Excessive Sweating Treatment (hyperhidrosis)
In 2004, the U.S. Food & Drug Administration (FDA) approved BOTOX for the treatment of severe primary axillary hyperhidrosis (excessive sweating of the underarms) in patients unable to obtain relief using antiperspirants.
BOTOX is produced by Allergan, Inc., of Irvine, California, and it is the most studied brand of botulinum toxin in the world. BOTOX is approved to treat a total of eight medical conditions in the United States and received its first FDA approval in 1989. Over the years it has been used to treat millions of patients with various conditions, including spasticity and movement disorders.
At least 20 countries have approved BOTOX for the treatment of underarm excessive sweating.
Botox is a natural, purified protein with the ability to temporarily block the secretion of the chemical that is responsible for “turning on” the body’s sweat glands. By blocking, or interrupting this chemical messenger, botulinum toxin “turns off” sweating at the area where it has been injected. Botox injections are very shallow, meaning that the medicine is injected just below the surface of the skin, where it remains.
Research and our doctor’s experience demonstrates that treating excessive sweating of the armpits, hands and feet is safe and effective.
When used to treat underarm excessive sweating, Botox has been shown to result in an 82-87% decrease in sweating. Results start to be noticeable approximately 2 to 4 days after treatment with the full effects usually noted within 2 weeks. Dryness typically lasts 4 to 12 months but some cases showed it can last as long as 14 months.
Repeated treatments with Botox are safe and effective for hyperhidrosis and consistently results in meaningful, long-lasting improvements in an excessive sweating patient’s symptoms, daily functioning, and quality of life. Botox treatment for hyperhidrosis has also been scientifically proven to improve on-the-job productivity.
While sweating is an essential body function for temperature-control, localized body areas house only a small percentage of the body’s sweat glands (the underarms, for instance, are home to less than 2% of the body’s sweat glands). The temporary cessation of these sweat glands’ functioning, therefore, has little to do with body thermoregulation. Compensatory sweating (sweating on other body parts) has not been found to be a concern.
In the case of palmar (hand) excessive sweating our experience shows that Botox is 80-90% effective. Repeat injections are needed after 6 months. Botox for palmar sweating may cause temporary pain and weakness in the hands.
Botox can also be used for plantar hyperhidrosis (excessive sweating of the feet), though patients report more pain during plantar injections and statistics indicate the treatment is less effective than when used for other body sites.
Injections can be administered in a doctor’s treatment office, require relatively little time and do not demand any restrictions in work or leisure activity (aside from refraining from intensive exercise or the use of a sauna on the day of the injections).
Three to four days of hair growth after shave prior to Botox injections, preferable.
During the procedure, a very fine needle is used to inject tiny amounts of Botox just under the skin intermittently throughout the area of excessive sweating (in a grid pattern, approximately every 1 to 2 centimeters.) Multiple injections are given based on your doctor’s assessment of the area that needs to be treated.
To easy any potential discomfort, doctor may use one or more of a number of anesthetic techniques such as ice, or local anesthesia.
After you receive Botox injections for any local area, it’s recommended that you follow-up with your doctor in 1 to 2 weeks.

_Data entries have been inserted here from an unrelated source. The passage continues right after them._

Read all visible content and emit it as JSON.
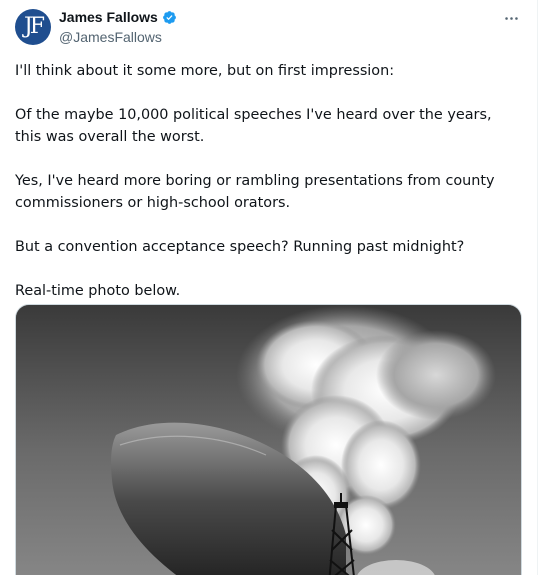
{
  "author": {
    "avatar_text": "JF",
    "display_name": "James Fallows",
    "handle": "@JamesFallows",
    "verified_color": "#1d9bf0",
    "avatar_color": "#1f4e8f"
  },
  "tweet": {
    "paragraphs": [
      "I'll think about it some more, but on first impression:",
      "Of the maybe 10,000 political speeches I've heard over the years, this was overall the worst.",
      "Yes, I've heard more boring or rambling presentations from county commissioners or high-school orators.",
      "But a convention acceptance speech? Running past midnight?",
      "Real-time photo below."
    ]
  },
  "media": {
    "description_icon": "photo-icon"
  },
  "menu": {
    "icon": "more-horizontal-icon"
  }
}
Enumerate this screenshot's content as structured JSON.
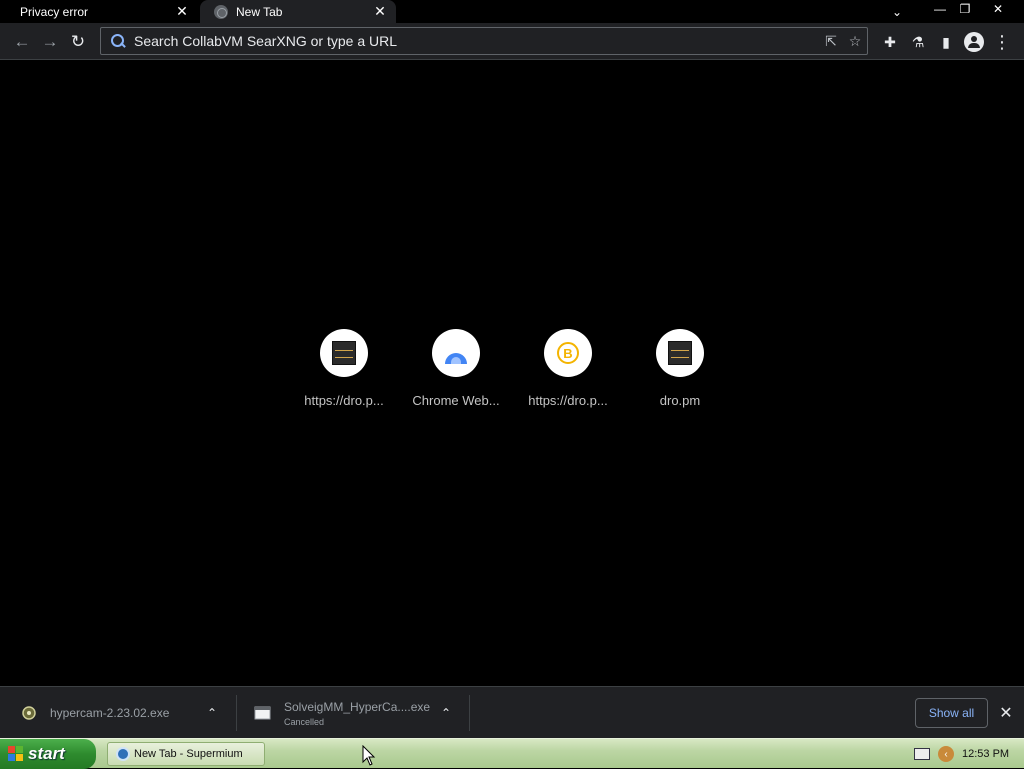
{
  "tabs": [
    {
      "title": "Privacy error",
      "close": "✕"
    },
    {
      "title": "New Tab",
      "close": "✕"
    }
  ],
  "tab_search": "⌄",
  "window_buttons": {
    "minimize": "—",
    "restore": "❐",
    "close": "✕"
  },
  "toolbar": {
    "back": "←",
    "forward": "→",
    "reload": "↻",
    "omnibox_placeholder": "Search CollabVM SearXNG or type a URL",
    "share": "⇱",
    "bookmark": "☆",
    "extensions": "✚",
    "labs": "⚗",
    "side_panel": "▮",
    "menu": "⋮"
  },
  "shortcuts": [
    {
      "label": "https://dro.p...",
      "icon": "dro-favicon"
    },
    {
      "label": "Chrome Web...",
      "icon": "chrome-web-store-icon"
    },
    {
      "label": "https://dro.p...",
      "icon": "b-coin-icon"
    },
    {
      "label": "dro.pm",
      "icon": "dro-favicon"
    }
  ],
  "downloads": {
    "items": [
      {
        "name": "hypercam-2.23.02.exe",
        "status": ""
      },
      {
        "name": "SolveigMM_HyperCa....exe",
        "status": "Cancelled"
      }
    ],
    "caret": "⌃",
    "show_all": "Show all",
    "close": "✕"
  },
  "taskbar": {
    "start": "start",
    "task_item": "New Tab - Supermium",
    "clock": "12:53 PM",
    "tray_arrow": "‹"
  },
  "colors": {
    "accent": "#8ab4f8",
    "toolbar_bg": "#202124",
    "page_bg": "#000000",
    "taskbar_green": "#bcd6a4",
    "start_green": "#2e8b2e"
  }
}
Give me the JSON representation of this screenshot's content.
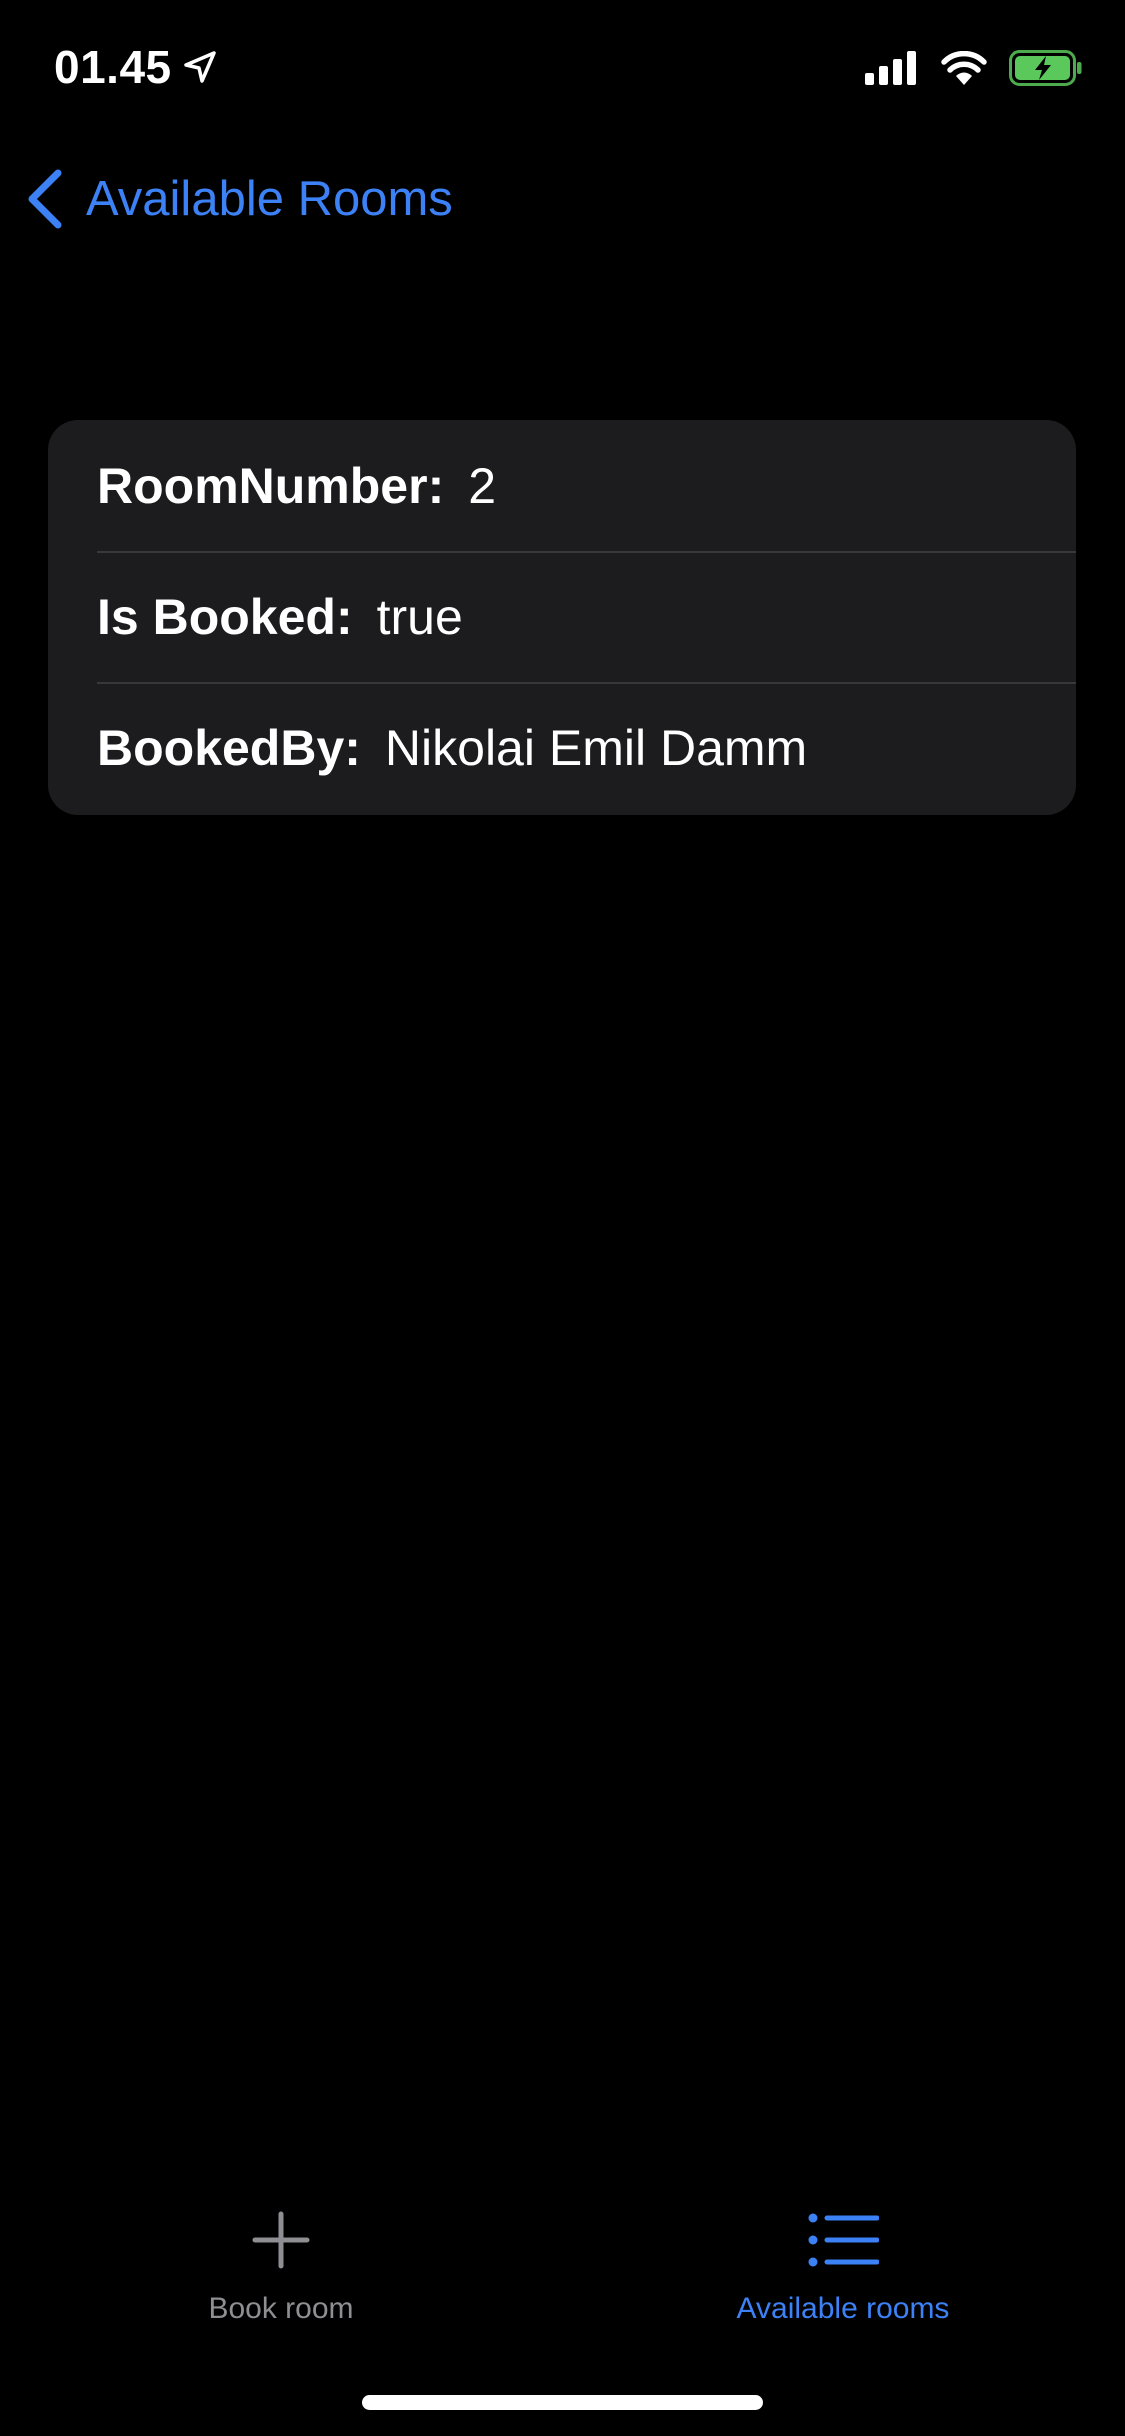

This follow-up is highly useful because it enables your doctor to ‘touch-up’ any sweating areas that may have been missed during the first round of injections and ensure that you are getting the treatment’s full benefit.
Botulinum toxin injections do not cure hyperhidrosis; your symptoms will go away gradually (usually in about a week) and return gradually. Follow-up injections are required to maintain dryness.
These repeat injections may be necessary at intervals varying from 7 to 16 months.